Facing the facts is something Steinbrenner’s sons are willing to do. With Grandy and A-Rod out, plus the free agent departures of Nick Swisher (24), Russell Martin (21), Raul Ibanez (19), Eric Chavez (16) and Andruw Jones (14), the Yankees lost 162 of those dingers in a flash. Father George was all about the egotistically driven bottom-line of getting his man, making a splash and winning at all costs. He would have just spent the bread for some more big guns.
It’s clear: Hal and Hank are trying to stay with the goal of keeping payroll under the $189 million luxury-tax threshold. Despite huge needs this off-season, they’ve modestly added Kevin Youkilis and Travis Hafner, who bring a mere 31 combined homers to the mix. With the recent disaster to Granderson, the Yankees will have to change the entire philosophy of team.

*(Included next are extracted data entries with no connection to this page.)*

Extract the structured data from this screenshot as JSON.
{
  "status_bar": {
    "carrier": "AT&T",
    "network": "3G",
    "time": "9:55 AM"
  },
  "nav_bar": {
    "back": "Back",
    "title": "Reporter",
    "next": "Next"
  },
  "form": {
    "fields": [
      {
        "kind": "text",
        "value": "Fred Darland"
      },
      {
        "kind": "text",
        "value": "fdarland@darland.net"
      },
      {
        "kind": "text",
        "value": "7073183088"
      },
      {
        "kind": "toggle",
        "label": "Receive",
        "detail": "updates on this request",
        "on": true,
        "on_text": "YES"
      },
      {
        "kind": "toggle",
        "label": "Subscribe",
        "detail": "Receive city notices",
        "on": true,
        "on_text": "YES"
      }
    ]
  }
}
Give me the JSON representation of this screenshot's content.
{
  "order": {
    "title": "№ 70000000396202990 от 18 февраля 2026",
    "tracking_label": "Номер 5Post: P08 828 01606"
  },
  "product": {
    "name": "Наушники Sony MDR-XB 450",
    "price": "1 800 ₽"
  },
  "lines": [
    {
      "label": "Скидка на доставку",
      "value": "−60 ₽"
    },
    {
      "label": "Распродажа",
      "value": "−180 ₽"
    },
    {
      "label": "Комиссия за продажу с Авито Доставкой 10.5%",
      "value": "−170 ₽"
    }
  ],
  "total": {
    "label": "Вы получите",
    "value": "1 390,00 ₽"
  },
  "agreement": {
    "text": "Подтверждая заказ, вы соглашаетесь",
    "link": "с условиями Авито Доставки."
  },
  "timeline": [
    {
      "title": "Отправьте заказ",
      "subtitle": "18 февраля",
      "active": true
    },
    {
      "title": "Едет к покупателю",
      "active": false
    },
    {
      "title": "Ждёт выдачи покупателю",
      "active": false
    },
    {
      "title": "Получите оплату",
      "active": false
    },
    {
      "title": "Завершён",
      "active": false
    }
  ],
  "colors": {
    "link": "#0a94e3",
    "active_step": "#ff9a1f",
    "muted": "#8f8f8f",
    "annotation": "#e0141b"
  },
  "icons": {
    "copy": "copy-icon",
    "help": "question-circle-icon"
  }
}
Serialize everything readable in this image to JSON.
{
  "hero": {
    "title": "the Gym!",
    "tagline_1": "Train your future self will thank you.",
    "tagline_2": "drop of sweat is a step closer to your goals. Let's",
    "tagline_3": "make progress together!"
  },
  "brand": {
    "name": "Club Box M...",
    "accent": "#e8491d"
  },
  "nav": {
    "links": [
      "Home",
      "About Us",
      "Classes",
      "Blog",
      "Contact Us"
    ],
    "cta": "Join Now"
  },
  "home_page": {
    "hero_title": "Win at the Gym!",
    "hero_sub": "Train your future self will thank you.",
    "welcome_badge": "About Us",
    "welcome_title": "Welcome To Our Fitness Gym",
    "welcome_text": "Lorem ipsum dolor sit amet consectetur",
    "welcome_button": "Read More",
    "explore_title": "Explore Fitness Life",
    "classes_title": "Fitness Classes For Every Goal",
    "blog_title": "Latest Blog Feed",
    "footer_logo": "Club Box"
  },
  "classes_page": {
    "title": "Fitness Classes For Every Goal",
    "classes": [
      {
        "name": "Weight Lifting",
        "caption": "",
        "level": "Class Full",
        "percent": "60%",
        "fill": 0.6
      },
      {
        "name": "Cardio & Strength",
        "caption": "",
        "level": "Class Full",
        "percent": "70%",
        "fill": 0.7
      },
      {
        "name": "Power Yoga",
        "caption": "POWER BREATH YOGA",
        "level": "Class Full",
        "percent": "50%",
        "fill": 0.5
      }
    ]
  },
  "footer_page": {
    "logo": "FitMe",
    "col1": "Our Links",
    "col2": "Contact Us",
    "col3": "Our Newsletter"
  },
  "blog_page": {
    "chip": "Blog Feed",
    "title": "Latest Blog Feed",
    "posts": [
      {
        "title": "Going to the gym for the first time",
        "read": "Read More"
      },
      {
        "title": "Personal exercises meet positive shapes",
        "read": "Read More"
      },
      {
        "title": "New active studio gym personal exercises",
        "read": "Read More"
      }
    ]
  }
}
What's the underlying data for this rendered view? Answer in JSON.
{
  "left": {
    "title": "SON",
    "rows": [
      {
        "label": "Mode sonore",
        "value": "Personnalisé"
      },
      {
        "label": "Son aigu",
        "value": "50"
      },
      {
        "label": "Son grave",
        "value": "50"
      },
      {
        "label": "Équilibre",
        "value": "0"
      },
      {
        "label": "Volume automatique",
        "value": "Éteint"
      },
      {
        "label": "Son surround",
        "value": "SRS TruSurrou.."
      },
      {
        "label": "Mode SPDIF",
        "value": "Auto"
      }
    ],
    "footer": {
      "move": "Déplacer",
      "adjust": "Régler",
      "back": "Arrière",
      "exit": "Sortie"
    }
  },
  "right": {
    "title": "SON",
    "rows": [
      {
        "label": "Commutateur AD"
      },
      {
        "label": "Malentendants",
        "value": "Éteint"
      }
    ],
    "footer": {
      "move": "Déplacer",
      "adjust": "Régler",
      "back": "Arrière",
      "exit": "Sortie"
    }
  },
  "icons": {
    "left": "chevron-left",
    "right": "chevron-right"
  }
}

Toss in the loss of closer Rafael Soriano, arm surgery for CC Sabathia, major ankle surgery for Jeter, the wishy-washy return of Mariano Rivera, and a shabby patchwork job by GM Brian Cashman, and it’s clear that the “Era of The Boom Bap” is over.
The prevailing thought is that the Yankees will have to manufacture scores, hit and run, scratch out rallies and put runners in motion like a small market team with no resources. The speed of outfielder Brett Gardner, Ichiro Suzuki and—if healthy—Jeter, figures into play more than ever. The Yankees will have to force the issue because, with the exception of Mark Teixeira and Robinson Cano, all the three-run-homer guys have left the building.
The new, more fiscally responsible Yankee approach is sure to hit Yankee fans like the fire at Happy Land, when it sinks in on Opening Day and everyone’s scrambling to find information on the less-than-stellar names littering the Yankees lineup card.
The fans aren’t the only disgruntled party heading into this Yankee season. A source close to the Yankees told the Shadow League that the Yankees are tiring of Granderson’s feast-or-famine hitting and would trade him for the right deal. Also, if Robinson Cano is truly the Yankees’ future, the source says, then the Steinbrenners aren’t doing a good job with making him feel wanted. And unless the Yankees offer him some mega-deal before he hits free agency at season’s end, there is a possibility that Cano could bounce to a younger, fresher team like the Washington Nationals—a legit rumor confirmed by ESPN’s Buster Olney.
This year is critical for the Yankees and the future of the franchise. It’s been a great run for the old legendary gang of Jeter, Rivera, Pettitte (and Posada who retired before last season), but the changing face of baseball is turning towards new MLB ambassadors like Price.
You can’t stay fresh forever, but this much is clear: the old school, old-timer Yankees need to get their cool back.